[OCWR] Week 16 - OpenCitations Weekly Report

Week from Nov 16 to Nov 22

Introduction

During the sixteenth week I started working harder on the ShEx validation for the OCDM-compliant RDF graphs. I also started working on a new implementation for the generate_provenance method of the class ProvSet, which is one of the fundamental goals of this project. The implementation I obtained is only a draft which will need further adjustments before its release in the oc_ocdm repository.

Report

ShEx validation

First things first, I needed a valid OCDM-compliant RDF graph to experiment with. A folder containing the output of SPACIN was sent to me via e-mail by Marilena Daquino, who is one of the main UNIBO researchers that work on the OpenCitations project.

The output data coming from SPACIN is spread across various JSON-LD files which must be parsed and joined into a single rdflib.Graph object. I then wrote a simple Python script which does all of these things automatically, recursively searching files into that folder and parsing them one by one. The result is a graph.ttl RDF file which gets stored locally and that I can use for my validation trials.

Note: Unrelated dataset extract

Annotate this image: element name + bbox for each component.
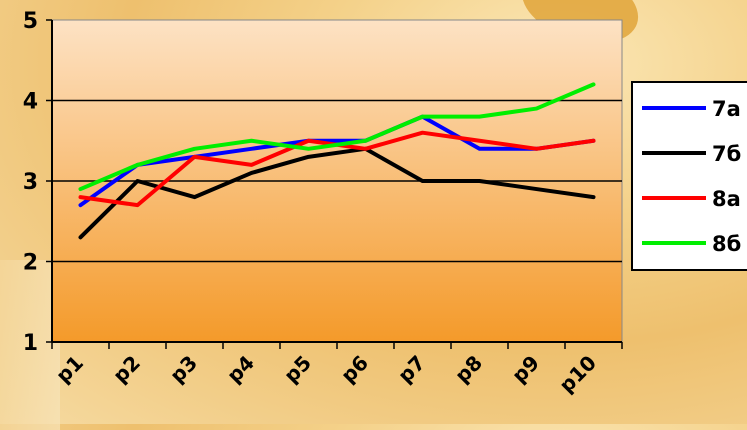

I then created another script which is a work in progress ShEx validator which will be adjusted in the next weeks. I made use of the PyShEx package, which unfortunaly is still in an alpha stage. This fact was made evident when trying for the first time to validate the graph.ttl file. I tried with two different variants of the ShExC file that I wrote last week with no success at all. If I leave the ShExC file as it is, the script stops early with a RecursionError message, while if I add the CLOSED shape constraint to every bibliographic entity, it marks as invalid almost every entity that undergoes validation (even if theoretically it shouldn’t). I’ll continue investigating these issues during the next week.

Various fixes

I’ve also done some fixes and cleanups of the oc_ocdm code. I removed some unused methods and class fields from ProvEntity which were remnants of very old code which used to reflect an older version of the OCDM specification. In particular, these methods/class fields were removed:

  • class fields iri_prov_agent, iri_association, iri_curator and iri_source_provider;
  • get_types, create_creation_activity, create_update_activity, create_merging_activity and remove_type (together with class fields iri_create, iri_modify, iri_replace and iri_activity);
  • generates (together with class field iri_was_generated_by);
  • invalidates (together with class field iri_was_invalidated_by);
  • involves_agent_with_role (together with class field iri_qualified_association);
  • has_role_type (together with class field iri_had_role);
  • has_role_in (together with class field iri_associated_agent).

Then, I fixed line endings for each file in the repository: now the entire repository follows the LF convention. The self.resp field of ProvSet was useless as its role was taken over by self.resp_agent, hence it was removed.

Finally, I fixed the implementation of both add_se and _add_prov methods of ProvSet. The _add_prov method was simply cleaned up from legacy code that allow for a snapshot being associated to multiple entities. This is no longer possible, hence the code was simplified and the new method signature accepts a single prov_subject parameter instead of the previous list_of_entities.

Besides reflecting this signature change into add_se too, this method was modified in the same way as it was done for all the add_* methods of GraphSet during the previous week, enforcing a singleton-like behaviour also for provenance snapshots.